有鉴于此,县人民法院于2016年11月4日作出民事判决:
一、被告曹乙于判决生效之日起三日内给付原告邓甲土地承包费1834.5元;二、驳回原告邓甲的其他诉讼请求。
一审宣判后,双方当事人均未提出上诉,一审判决已经发生法律效力。
案件评述
(一)土地承包经营权流转是土地资源市场配置的客观要求
所谓“土地承包经营权流转”,指的是在农村土地承包中的物权性质土地承包经营权有效存在前提条件下,不改变农村土地所有权权属性质和主体种类特别是农村土地的农业用途,由原承包方依法将该物权性质土地承包经营权或者从该物权性质土地承包经营权中分离出来的部分权能等具体民事权利,转移给他人的民事法律行为。
《农村土地承包法》第三十六条规定:“承包方可以自主决定依法采取出租(转包)、入股或者其他方式向他人流转土地经营权,并向发包方备案。”该法第三十二条第二款还规定:“林地承包的承包人死亡,其继承人可以在承包期内继续承包。”据此,农村土地承包经营权流转形式主要有转让、转包、出租、互换、入股、继承等,而且随着“三权分置”的法定化,还会有不少新的土地权益的法律流转形式。
1.农村土地承包经营权的转让
它是指转让方(原承包方)在通过农村土地承包方式所取得之物权性质的土地承包经营权合法有效存在的前提下,于承包期限内依法将部分或者全部承包地上物权性质土地承包经营权,转移给受让方(新承包方)的法律行为。
其法律后果是,转让方丧失部分或者全部承包地上的物权性质之土地承包经营权,受让方依法取得部分或者全部承包地上物权性质土地承包经营权;同时,转让方与发包方之间部分或者全部承包地上的承包关系终止,确立了受让方与发包方之间部分或者全部承包地上的承包关系,如转让方依法将全部承包地上物权性质承包经营权转移给受让方,其承包方法律资格和原拥有的物权性质土地承包经营权即同时消灭。有关法律规定,采取转让方式流转承包经营权的,应当经发包方同意。
2.农村土地承包经营权的转包(https://www.daowen.com)
所谓土地承包经营权的转让是指转包方(原承包方),在通过家庭承包方式取得物权性质的土地承包经营权有效存在前提下,于承包期内并保留物权性质土地承包经营权的情况下,依法将部分或者全部承包地上债权性质的农村承包地使用权,转移给接受转包一方的法律行为。
农村土地承包经营权的转包,在转包方依然保留物权性质的土地承包经营权之前提下,将从物权性质土地承包经营权中分离出部分权能,包括物权性质土地承包经营权中的占有权、使用权和收益权,但不包括处分权,移转给受转包方。
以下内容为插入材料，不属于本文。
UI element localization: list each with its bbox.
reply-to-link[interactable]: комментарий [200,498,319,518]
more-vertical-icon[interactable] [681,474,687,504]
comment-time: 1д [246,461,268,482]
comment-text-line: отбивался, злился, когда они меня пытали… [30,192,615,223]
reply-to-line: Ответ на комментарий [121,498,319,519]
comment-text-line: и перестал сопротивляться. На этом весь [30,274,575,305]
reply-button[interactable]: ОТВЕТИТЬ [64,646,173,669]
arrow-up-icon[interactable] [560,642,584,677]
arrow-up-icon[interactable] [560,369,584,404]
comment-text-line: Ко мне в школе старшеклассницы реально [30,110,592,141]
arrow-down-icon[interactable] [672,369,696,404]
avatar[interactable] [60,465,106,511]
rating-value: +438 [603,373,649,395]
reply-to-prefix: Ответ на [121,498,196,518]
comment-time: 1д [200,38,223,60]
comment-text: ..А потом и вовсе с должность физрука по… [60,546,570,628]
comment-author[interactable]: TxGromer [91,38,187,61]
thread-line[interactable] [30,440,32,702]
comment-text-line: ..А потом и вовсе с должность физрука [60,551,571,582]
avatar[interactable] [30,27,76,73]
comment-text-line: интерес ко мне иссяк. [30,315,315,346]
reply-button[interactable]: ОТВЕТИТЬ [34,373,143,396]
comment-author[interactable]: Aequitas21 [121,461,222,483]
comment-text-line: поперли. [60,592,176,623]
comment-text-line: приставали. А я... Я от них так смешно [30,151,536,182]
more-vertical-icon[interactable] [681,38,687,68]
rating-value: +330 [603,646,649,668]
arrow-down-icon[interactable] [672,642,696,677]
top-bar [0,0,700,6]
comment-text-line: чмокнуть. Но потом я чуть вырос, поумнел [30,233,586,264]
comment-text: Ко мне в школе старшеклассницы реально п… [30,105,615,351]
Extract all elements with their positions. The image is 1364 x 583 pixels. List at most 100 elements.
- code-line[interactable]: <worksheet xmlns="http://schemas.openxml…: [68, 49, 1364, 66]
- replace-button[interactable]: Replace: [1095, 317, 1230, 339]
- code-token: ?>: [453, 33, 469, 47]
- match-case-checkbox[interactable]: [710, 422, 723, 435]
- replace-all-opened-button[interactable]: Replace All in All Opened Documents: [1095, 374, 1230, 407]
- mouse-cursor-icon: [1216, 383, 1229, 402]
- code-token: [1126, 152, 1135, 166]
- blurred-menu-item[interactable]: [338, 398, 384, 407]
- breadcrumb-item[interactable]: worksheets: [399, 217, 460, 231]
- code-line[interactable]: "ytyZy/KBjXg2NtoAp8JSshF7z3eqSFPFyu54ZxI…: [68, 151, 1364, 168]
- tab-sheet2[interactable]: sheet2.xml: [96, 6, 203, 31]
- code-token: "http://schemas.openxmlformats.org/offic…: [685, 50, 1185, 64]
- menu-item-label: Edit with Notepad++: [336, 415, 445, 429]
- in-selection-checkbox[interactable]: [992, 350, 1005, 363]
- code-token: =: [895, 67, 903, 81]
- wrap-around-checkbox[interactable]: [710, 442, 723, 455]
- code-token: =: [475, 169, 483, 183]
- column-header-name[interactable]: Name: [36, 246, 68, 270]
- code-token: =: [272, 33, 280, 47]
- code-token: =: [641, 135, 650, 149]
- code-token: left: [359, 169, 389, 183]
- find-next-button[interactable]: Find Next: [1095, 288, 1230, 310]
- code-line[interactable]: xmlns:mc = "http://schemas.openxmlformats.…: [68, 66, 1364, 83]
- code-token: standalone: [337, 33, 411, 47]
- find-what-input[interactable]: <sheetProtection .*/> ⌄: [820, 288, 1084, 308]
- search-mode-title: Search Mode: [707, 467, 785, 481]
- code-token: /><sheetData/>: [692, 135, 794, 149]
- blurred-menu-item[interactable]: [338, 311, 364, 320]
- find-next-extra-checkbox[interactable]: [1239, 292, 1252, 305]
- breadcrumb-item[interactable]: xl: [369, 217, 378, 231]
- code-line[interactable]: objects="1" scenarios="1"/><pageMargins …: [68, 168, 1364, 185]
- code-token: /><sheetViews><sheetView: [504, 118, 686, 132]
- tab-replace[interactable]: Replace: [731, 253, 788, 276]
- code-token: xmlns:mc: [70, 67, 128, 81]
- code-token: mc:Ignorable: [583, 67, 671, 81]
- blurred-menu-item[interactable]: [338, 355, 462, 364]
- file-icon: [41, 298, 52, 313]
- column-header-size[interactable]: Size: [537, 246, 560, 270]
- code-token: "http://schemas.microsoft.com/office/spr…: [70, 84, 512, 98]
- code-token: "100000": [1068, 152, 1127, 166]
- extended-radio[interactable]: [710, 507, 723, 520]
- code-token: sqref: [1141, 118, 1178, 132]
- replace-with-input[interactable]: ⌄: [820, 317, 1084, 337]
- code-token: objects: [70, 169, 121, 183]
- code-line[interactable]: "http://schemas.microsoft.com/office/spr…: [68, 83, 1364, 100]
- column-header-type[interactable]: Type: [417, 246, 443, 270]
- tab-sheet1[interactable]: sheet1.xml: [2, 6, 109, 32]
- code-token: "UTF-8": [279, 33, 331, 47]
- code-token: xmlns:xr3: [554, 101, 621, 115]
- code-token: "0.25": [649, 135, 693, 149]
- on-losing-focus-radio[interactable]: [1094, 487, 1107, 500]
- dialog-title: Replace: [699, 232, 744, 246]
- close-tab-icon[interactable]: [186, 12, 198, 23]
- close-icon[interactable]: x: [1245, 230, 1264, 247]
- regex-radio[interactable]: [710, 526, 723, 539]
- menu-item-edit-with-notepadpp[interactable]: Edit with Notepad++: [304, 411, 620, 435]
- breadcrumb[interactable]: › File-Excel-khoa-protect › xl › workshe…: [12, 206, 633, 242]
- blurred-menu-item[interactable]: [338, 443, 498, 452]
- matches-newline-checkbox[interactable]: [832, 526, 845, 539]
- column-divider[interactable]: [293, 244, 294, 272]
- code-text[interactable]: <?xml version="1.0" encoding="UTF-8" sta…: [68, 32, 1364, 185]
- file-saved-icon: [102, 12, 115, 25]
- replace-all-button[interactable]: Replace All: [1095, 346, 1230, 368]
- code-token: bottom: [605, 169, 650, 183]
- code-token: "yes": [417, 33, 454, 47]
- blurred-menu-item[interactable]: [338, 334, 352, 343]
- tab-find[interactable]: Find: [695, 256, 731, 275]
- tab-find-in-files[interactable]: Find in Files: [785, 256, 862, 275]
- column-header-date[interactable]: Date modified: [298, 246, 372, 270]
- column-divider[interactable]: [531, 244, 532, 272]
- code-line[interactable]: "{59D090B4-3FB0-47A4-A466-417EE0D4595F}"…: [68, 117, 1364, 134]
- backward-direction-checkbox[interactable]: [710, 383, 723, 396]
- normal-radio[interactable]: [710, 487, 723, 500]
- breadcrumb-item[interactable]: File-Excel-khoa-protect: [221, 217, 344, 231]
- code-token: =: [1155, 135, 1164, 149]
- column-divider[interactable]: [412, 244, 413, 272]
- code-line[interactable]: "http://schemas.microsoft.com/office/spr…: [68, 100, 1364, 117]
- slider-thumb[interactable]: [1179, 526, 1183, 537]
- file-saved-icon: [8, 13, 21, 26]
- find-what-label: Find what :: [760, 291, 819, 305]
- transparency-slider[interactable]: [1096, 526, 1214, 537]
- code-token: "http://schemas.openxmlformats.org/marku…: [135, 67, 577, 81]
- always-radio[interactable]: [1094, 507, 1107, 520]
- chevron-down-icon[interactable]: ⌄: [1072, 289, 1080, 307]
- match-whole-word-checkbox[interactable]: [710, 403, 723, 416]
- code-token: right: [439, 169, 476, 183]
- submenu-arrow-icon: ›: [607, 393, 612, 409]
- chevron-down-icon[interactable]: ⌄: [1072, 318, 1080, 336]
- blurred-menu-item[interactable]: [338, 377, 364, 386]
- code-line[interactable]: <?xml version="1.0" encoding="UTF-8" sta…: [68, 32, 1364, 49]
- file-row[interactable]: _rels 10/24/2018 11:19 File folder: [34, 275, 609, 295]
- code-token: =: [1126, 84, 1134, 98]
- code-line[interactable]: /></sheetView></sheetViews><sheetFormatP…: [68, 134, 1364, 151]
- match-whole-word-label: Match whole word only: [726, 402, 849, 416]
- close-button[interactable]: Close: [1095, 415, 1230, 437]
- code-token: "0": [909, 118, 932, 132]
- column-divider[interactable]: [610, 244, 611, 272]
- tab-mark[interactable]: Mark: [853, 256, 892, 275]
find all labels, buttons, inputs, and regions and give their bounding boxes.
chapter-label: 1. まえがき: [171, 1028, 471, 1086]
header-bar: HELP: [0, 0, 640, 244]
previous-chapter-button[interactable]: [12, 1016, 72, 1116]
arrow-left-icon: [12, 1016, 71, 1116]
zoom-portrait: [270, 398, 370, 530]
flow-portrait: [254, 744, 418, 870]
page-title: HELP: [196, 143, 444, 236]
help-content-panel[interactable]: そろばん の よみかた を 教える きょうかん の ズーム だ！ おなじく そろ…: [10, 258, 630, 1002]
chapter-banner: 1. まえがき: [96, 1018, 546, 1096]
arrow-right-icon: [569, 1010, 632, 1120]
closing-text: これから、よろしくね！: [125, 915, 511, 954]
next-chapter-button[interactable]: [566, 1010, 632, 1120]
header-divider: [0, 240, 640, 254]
其结果即,受转包方无法取得物权性质土地承包经营权,而只能取得债权性质土地承包经营权,同时,“承包方流转土地经营权的,其与发包方的承包关系不变”(《农村土地承包法》第四十四条),新确立转包方与受转包方之间的转包关系,且该转包的期限不得超过原承包期的剩余年限,一般最长不得超过20年。
3.农村土地承包经营权的出租
它是指出租方(原承包方)在通过农村土地承包方式所取得的物权性质之土地承包经营权有效存在的前提下,在承包期内保留物权性质的土地承包经营权的前提下,依法将部分或者全部承包地上从物权性质土地承包经营权中分离出部分权能,包括物权性质土地承包经营权中的占有权、使用权和收益权,但不包括处分权,通过债权性质农村承包土地租赁合同,转移给承租方的行为。
由于农村土地承包经营权出租,是一种债权的法律关系,其结果是承租方无法取得物权性质土地承包经营权,而只能取得债权性质农村承包地租赁权,同时,原“承包方与发包方的承包关系不变”,新确立出租方与承租方之间的农村土地租赁关系,且该租赁的期限不得超过原承包期的剩余年限,一般最长不得超过20年。
4.农村土地承包经营权之互换
它是指在存在两个通过家庭承包方式所取得之有效的物权性质的土地承包经营权,于限于同一发包方的前提下,两个物权属性的土地承包经营权,俩承包方之间可以依法互相调换自己物权性质的土地承包经营权的法律行为。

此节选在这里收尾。